The outage wasn't caused by hackers, but there are signs that cybercriminals are exploring ways to exploit the cloud for malicious purposes. On the heels of the outage, attackers added insult to injury by flooding Google search results with malicious links, prompting the U.S. Computer Emergency Response Team (U.S. CERT) to issue a warning about potential dangers to cloud-based service sites.

The attack poisoned several thousand legitimate websites by exploiting known flaws in Adobe software to install a malicious program on victims' machines, U.S. CERT says. The program would then steal FTP login credentials from victims and use the information to spread itself further. It also hijacked the victim's browser, replacing Google search results with links chosen by the attackers. Although the victimized sites were not specifically those offering cloud-based services, similar schemes could be directed at cloud services providers.

IT organizations often make an attacker's job easier by configuring physical and cloud-based IT assets so poorly that easy-to-find-and-exploit flaws are left behind.

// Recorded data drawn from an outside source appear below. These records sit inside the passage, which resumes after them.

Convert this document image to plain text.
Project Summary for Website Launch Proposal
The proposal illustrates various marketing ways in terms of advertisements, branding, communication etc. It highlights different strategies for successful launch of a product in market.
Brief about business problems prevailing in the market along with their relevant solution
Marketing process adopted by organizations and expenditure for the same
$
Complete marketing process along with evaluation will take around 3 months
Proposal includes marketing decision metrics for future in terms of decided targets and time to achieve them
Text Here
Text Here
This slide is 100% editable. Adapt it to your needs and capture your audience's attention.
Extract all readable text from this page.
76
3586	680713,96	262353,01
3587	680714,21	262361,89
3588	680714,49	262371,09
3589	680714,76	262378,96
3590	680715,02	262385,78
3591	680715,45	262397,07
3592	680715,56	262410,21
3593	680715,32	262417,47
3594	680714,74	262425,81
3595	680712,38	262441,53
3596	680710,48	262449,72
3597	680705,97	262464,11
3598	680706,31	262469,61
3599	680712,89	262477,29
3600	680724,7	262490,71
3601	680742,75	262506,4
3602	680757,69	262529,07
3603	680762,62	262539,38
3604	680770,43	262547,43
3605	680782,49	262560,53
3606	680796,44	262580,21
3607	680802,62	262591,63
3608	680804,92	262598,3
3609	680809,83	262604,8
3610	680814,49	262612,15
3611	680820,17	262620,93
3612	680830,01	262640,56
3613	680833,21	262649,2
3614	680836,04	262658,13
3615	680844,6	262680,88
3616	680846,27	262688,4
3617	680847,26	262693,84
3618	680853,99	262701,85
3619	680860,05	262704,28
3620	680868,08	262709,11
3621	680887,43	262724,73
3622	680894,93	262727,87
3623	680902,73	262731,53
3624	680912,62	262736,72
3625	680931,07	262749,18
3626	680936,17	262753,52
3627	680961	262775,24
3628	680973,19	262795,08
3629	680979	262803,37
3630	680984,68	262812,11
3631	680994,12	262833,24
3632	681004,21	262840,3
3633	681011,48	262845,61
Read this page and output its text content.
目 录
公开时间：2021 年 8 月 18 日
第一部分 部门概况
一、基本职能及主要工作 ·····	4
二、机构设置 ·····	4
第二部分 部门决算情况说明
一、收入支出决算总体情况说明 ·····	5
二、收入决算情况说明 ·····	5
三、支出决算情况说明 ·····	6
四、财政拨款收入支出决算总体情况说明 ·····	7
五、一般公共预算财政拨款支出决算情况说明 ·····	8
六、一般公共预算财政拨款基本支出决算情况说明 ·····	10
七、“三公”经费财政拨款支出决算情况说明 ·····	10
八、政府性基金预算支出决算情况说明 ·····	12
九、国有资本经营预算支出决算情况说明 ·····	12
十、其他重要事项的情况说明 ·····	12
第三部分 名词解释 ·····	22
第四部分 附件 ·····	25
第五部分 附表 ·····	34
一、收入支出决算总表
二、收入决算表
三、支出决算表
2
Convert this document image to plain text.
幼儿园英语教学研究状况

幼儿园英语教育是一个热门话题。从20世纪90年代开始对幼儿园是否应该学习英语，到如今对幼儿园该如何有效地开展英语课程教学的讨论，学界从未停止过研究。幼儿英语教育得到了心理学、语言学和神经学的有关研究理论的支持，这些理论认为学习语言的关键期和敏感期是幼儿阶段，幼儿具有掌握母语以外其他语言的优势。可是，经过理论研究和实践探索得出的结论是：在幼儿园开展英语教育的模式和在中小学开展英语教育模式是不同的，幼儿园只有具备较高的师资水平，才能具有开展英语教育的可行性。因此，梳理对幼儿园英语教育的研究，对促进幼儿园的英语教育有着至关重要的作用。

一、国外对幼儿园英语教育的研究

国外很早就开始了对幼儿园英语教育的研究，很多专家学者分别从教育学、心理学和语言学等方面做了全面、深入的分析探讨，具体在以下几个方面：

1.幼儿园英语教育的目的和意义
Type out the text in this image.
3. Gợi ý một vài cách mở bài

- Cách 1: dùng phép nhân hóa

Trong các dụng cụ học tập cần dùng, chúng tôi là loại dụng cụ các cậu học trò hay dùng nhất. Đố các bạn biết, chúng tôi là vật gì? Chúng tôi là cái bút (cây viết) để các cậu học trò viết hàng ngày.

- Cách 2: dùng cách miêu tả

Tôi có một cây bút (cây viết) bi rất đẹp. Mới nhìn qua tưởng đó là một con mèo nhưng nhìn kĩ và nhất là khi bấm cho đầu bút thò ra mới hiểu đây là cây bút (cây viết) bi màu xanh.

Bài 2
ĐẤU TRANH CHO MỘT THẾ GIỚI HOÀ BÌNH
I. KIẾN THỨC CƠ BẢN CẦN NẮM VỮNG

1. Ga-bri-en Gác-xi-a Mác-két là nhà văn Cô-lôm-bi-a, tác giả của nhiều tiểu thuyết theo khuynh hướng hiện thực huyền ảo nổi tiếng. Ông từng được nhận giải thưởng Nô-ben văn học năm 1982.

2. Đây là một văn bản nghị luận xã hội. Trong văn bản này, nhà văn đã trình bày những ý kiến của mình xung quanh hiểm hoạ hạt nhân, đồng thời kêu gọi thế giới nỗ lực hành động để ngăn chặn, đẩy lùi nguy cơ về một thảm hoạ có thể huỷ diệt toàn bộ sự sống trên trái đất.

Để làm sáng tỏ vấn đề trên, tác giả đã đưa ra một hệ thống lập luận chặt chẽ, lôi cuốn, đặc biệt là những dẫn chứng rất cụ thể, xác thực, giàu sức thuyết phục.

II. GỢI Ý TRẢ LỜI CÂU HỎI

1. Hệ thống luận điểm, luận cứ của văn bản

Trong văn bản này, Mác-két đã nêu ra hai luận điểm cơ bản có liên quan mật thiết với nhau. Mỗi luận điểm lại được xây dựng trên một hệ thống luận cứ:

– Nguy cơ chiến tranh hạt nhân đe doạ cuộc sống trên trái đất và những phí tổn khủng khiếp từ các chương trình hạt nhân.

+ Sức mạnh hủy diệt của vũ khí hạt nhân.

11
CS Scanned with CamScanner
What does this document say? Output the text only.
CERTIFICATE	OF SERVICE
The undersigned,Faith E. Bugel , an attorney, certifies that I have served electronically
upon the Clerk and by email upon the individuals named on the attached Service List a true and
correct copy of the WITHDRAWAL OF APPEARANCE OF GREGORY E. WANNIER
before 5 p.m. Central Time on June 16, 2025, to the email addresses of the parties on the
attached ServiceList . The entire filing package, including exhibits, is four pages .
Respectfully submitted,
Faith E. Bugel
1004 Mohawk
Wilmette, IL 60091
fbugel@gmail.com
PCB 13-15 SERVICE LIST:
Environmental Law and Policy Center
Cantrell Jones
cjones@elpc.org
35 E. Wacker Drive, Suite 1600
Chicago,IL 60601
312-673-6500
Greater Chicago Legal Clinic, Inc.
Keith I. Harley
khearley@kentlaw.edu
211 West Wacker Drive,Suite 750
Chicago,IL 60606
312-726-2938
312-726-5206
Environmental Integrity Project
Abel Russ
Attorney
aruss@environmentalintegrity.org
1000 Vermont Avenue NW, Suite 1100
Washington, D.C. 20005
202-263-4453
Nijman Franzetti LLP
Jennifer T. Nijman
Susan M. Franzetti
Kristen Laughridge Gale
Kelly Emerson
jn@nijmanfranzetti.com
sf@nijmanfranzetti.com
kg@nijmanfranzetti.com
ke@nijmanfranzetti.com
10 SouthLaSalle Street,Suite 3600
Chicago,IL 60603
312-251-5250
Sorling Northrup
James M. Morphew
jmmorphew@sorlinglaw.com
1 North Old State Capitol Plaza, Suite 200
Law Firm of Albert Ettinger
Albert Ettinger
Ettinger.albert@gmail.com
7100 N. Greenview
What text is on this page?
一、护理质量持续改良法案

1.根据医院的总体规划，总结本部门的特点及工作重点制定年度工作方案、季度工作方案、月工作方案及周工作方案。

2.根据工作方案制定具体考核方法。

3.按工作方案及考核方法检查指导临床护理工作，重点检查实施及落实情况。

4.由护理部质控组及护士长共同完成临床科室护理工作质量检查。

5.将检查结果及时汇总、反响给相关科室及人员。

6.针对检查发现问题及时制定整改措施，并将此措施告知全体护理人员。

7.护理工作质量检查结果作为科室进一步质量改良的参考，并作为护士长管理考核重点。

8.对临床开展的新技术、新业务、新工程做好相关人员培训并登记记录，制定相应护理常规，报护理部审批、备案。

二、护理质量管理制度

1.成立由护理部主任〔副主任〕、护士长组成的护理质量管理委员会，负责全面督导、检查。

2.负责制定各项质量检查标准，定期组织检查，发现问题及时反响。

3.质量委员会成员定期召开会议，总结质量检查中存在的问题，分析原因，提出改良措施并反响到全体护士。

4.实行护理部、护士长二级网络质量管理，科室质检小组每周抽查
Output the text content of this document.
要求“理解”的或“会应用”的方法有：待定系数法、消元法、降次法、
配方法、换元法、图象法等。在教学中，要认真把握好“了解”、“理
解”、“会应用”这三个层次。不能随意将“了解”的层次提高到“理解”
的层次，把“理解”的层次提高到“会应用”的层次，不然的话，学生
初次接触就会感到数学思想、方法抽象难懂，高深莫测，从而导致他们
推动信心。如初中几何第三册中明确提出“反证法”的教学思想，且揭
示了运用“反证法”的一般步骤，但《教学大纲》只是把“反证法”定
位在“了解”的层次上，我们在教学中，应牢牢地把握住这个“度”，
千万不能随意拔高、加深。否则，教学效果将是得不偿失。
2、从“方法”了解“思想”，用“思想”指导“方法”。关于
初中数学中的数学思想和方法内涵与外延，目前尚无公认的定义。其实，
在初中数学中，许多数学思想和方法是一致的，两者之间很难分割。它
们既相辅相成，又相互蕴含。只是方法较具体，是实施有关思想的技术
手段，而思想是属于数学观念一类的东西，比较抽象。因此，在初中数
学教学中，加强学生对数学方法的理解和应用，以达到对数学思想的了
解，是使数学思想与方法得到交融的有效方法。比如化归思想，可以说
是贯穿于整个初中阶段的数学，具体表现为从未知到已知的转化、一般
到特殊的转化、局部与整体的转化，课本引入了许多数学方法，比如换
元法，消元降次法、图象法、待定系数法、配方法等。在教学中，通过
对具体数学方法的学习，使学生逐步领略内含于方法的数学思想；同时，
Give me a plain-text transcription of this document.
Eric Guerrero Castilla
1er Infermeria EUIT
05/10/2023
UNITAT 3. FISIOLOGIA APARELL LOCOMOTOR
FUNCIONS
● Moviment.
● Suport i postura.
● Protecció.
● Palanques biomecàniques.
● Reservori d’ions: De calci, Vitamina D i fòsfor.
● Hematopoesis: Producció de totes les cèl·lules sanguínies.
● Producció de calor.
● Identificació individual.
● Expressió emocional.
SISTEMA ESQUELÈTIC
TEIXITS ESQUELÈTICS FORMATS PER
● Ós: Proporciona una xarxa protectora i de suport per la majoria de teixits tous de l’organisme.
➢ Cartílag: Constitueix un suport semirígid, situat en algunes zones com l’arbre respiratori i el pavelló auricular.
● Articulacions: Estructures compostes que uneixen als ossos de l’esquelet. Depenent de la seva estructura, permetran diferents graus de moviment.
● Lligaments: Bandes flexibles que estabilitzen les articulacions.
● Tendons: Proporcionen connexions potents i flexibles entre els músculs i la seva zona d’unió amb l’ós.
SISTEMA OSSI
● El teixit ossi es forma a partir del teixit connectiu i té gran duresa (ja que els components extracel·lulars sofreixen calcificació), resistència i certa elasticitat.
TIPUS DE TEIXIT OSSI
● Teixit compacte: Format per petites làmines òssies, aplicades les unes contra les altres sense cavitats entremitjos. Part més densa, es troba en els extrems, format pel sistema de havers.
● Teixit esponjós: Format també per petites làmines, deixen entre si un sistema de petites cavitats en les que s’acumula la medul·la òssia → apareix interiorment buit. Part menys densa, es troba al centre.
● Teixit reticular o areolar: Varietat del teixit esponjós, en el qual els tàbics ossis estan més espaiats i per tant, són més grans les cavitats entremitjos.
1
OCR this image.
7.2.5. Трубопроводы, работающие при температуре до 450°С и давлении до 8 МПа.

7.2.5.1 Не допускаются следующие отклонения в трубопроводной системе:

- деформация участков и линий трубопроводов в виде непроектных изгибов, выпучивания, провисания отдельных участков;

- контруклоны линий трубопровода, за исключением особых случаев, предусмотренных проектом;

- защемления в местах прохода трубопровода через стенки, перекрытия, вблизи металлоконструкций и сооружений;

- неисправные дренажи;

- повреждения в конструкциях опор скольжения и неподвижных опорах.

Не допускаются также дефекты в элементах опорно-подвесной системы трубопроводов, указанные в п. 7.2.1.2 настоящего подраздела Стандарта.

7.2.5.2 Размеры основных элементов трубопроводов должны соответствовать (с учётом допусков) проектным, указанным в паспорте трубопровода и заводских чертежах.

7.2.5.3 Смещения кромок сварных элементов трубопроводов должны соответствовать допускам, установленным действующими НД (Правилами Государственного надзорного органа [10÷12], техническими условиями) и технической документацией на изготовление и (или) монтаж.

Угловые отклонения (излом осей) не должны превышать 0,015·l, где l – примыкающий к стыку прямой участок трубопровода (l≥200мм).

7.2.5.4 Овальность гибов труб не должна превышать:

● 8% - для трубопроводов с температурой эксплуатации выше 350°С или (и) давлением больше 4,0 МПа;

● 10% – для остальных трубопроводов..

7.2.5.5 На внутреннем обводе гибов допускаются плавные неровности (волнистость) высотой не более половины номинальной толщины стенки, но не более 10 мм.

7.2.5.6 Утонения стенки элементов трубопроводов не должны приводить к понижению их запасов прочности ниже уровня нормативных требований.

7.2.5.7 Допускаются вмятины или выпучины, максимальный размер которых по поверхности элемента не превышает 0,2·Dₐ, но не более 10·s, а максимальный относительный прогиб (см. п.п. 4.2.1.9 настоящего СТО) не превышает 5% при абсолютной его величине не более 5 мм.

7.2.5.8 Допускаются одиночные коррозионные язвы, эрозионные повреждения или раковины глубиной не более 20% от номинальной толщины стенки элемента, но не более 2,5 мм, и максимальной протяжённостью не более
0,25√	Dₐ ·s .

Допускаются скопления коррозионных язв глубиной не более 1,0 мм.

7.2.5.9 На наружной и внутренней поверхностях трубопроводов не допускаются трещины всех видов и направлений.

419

Asked about the potential vulnerabilities in their virtualized environments, 36 percent cited misconfiguration and poor implementation, and 51 percent cited a lack of adequately trained IT staff (whose lack of knowledge leads to configuration glitches). In fact, 22 percent of respondents cited inadequate training, along with insufficient auditing (to uncover vulnerabilities) to be the greatest security risk to their company's cloud computing strategy.

It's this awareness that makes Atmos Energy's Gius proceed with caution. "We have no CSO. If we were a financial services firm it might be a different story, or if we had a huge head count," Gius says. "But we are a small-to-medium-sized company, and the staff limitations make these kinds of implementations more difficult."

Even with the right resources, security in the cloud is a matter of managing a variety of risks across multiple platforms. There's no single cloud. Rather, "there are many clouds, they're not federated, they don't natively interoperate at the application layer and they're all mostly proprietary in their platform and operation," Hoff says. "The notion that we're all running out to put our content and apps in some common [and secure] repository on someone else's infrastructure is unrealistic."

Mark Lobel, a partner in the security practice at PricewaterhouseCoopers, says perfect security is not possible. "You have to actively focus on the security controls while you are leaping to these services," he says. It's difficult for companies to turn back once they have let their data and applications loose because they are often quick to rid themselves of the hardware and skills they would need to bring the services back in-house.

"If you dive down a well without a rope, you may find the water you wanted, but you're not going to get out of the well without the rope," he says. "What if you have a breach and you need to leave the cloud? Can you get out if you have to?"